Technical Indicators
Oscillators favor a ‘buy-on-dip’ strategy across weekly and monthly time frames, supporting bullish momentum.
Entry and Target Levels
Downside protection lies between 580 – 560, aligning with retested bullish levels. The upside potential is capped between 800 – 823
Key Triggers
Aggressive Market Expansion For Future Growth
- Expanding aggressively in non-south regions and Tier-II and Tier-III cities to tap into underpenetrated markets.
- Planned addition of 80 new stores in FY25, including international expansion (with its first US showroom), positioning Kalyan to capture new customer segments.
Growing Demand For Premium Jewellery
- Increasing focus on studded jewellery, now contributing 30% of total revenue, aligns with evolving consumer preferences for premium offerings.
- Higher-margin products like studded jewellery are expected to drive profitability as discretionary spending rises with economic recovery.
Franchise Model Unlocking Growth Potential
- Transition to a franchise-based expansion strategy reduces capital expenditure, ensuring sustainable growth.
- Asset-light growth will free up cash flows, supporting debt repayment of ₹7 billion over the next two years, enhancing financial flexibility.
Robust Financial Position And Revenue Visibility
- Consistent growth with 12% same-store sales growth (SSSG) and expanding customer base, with over 35% new customers in Q1FY25.
- Debt reduction efforts and improving cash flows position Kalyan to weather macro challenges and invest confidently in future growth.
Capitalizing On Favorable Macro Trends
- Reduction in customs duty on gold is boosting profitability and driving higher demand ahead of the festive season.
- Rising disposable incomes and urbanization trends create a favorable environment for long-term growth in the jewellery sector.
5. Crompton Greaves Consumer Electricals Ltd.
Breakout Confirmation
Crompton Greaves recently broke out of a rectangle pattern on the monthly chart with significant volumes, indicating a likely continuation of its prior uptrend.
Technical Indicators
After the breakout, the stock experienced a time-wise correction, with a throwback to the breakout levels. The RSI shows a positive crossover, staying within the 60-80 range, signaling consolidation.
Entry and Target Levels
Strong support is identified between 350 – 330, encouraging buying interest.

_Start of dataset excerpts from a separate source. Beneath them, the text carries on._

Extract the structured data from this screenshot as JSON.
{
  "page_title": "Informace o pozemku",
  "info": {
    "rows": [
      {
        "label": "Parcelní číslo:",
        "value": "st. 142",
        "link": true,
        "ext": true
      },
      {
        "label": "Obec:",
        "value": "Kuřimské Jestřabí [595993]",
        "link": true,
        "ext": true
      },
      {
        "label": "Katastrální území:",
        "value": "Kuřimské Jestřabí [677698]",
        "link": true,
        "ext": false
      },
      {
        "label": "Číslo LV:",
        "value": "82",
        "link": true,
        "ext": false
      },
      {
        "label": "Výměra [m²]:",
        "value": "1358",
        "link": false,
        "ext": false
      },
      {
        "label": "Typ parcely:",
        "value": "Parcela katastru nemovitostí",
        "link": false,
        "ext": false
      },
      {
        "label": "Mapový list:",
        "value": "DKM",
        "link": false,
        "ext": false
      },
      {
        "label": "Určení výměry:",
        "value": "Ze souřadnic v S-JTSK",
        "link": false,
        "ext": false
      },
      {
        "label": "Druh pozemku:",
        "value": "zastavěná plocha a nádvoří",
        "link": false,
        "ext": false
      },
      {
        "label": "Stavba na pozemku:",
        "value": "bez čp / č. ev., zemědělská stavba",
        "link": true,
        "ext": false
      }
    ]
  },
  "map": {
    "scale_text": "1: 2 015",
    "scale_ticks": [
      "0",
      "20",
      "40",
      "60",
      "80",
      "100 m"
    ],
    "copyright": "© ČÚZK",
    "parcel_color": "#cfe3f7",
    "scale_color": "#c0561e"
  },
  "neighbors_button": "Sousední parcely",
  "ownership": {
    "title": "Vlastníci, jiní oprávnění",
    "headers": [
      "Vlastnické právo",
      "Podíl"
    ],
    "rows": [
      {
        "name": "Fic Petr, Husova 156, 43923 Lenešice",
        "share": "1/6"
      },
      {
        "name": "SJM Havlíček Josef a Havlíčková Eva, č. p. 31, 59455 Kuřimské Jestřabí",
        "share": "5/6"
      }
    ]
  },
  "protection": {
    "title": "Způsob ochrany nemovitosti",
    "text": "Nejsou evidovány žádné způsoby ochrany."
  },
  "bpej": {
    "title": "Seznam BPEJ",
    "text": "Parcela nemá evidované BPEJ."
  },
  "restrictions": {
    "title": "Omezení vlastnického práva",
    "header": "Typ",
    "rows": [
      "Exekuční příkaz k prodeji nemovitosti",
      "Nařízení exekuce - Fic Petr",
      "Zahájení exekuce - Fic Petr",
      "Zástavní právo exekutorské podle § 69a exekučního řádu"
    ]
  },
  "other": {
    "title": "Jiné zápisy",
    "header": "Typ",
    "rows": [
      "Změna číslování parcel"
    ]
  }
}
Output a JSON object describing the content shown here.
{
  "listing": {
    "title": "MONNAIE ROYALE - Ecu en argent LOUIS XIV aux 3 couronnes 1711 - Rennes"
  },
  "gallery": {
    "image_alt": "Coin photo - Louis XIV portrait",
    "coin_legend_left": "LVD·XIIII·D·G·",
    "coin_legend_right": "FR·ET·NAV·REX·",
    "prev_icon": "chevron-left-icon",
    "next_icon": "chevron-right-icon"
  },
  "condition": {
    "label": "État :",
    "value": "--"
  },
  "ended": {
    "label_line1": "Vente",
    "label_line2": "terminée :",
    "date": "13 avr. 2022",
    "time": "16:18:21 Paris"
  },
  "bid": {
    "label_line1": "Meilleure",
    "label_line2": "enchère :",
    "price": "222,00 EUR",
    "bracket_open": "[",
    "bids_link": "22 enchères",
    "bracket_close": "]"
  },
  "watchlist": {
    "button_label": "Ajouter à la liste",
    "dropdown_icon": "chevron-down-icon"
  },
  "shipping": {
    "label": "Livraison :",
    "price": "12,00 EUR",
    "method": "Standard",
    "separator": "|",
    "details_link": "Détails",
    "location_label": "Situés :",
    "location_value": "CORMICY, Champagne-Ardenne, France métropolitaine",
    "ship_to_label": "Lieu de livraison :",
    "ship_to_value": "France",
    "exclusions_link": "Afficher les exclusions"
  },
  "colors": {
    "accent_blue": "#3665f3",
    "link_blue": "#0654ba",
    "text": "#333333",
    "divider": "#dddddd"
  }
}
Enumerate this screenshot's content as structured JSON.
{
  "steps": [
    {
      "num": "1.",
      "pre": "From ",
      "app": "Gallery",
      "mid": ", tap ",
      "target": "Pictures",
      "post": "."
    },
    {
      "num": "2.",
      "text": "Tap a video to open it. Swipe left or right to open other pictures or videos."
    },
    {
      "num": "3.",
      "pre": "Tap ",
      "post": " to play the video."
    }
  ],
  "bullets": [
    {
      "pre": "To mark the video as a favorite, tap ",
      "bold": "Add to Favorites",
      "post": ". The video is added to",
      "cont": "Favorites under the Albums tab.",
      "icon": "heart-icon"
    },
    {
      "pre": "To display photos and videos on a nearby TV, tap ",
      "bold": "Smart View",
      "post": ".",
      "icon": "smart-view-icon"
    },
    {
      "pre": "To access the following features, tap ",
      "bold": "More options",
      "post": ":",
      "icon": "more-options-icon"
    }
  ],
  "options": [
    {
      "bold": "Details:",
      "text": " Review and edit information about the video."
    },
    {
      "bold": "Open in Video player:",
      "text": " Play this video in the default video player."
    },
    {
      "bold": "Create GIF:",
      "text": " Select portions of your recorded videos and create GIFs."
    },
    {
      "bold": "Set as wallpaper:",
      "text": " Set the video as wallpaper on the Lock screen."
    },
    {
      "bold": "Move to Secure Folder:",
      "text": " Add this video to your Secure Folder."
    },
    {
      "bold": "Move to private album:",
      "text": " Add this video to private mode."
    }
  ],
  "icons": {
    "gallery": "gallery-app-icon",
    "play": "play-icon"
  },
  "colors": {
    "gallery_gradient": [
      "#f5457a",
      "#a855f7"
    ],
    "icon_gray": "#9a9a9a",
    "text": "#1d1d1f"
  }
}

The stock’s upside potential targets are around 500 and 510, aligned with the breakout and expected trend continuation.
Key Triggers
Strategic Market Share Growth
- Crompton aims to increase its fan market share from 25% to 40% over the next 3-4 years by focusing on premiumization and product innovations.
- Expansion into North and East India will further boost growth through enhanced brand awareness and distribution networks.
Strengthening Product Portfolio With New Categories
- Focus on solar pumps and small appliances (like cooktops) to capture new market opportunities.
- Butterfly Gandhimati, a recent acquisition, is being transformed to improve profitability with targeted 7-8% EBITDA margins by FY26.
Efficiency Through In-house Manufacturing
- Increasing in-house production for fans to 70% to enhance cost management and operational efficiency.
- Integration of Butterfly’s manufacturing capabilities to streamline operations and reduce dependency on external suppliers.
Channel Expansion And Modern Trade Growth
- Significant push towards alternate and e-commerce channels, maintaining steady revenue with a ₹1 billion quarterly run rate from online sales.
- Exploring partnerships with regional retail giants like DMart and Croma, further strengthening its presence across modern trade platforms.
Capitalizing On Premiumization Trends
- Continued focus on premium product launches , including BLDC fans (energy-efficient models) to tap into rising consumer demand for sustainable solutions.
- Premium fans now contribute 24% to total fan revenue, with a target to increase this share to 40% in the near future.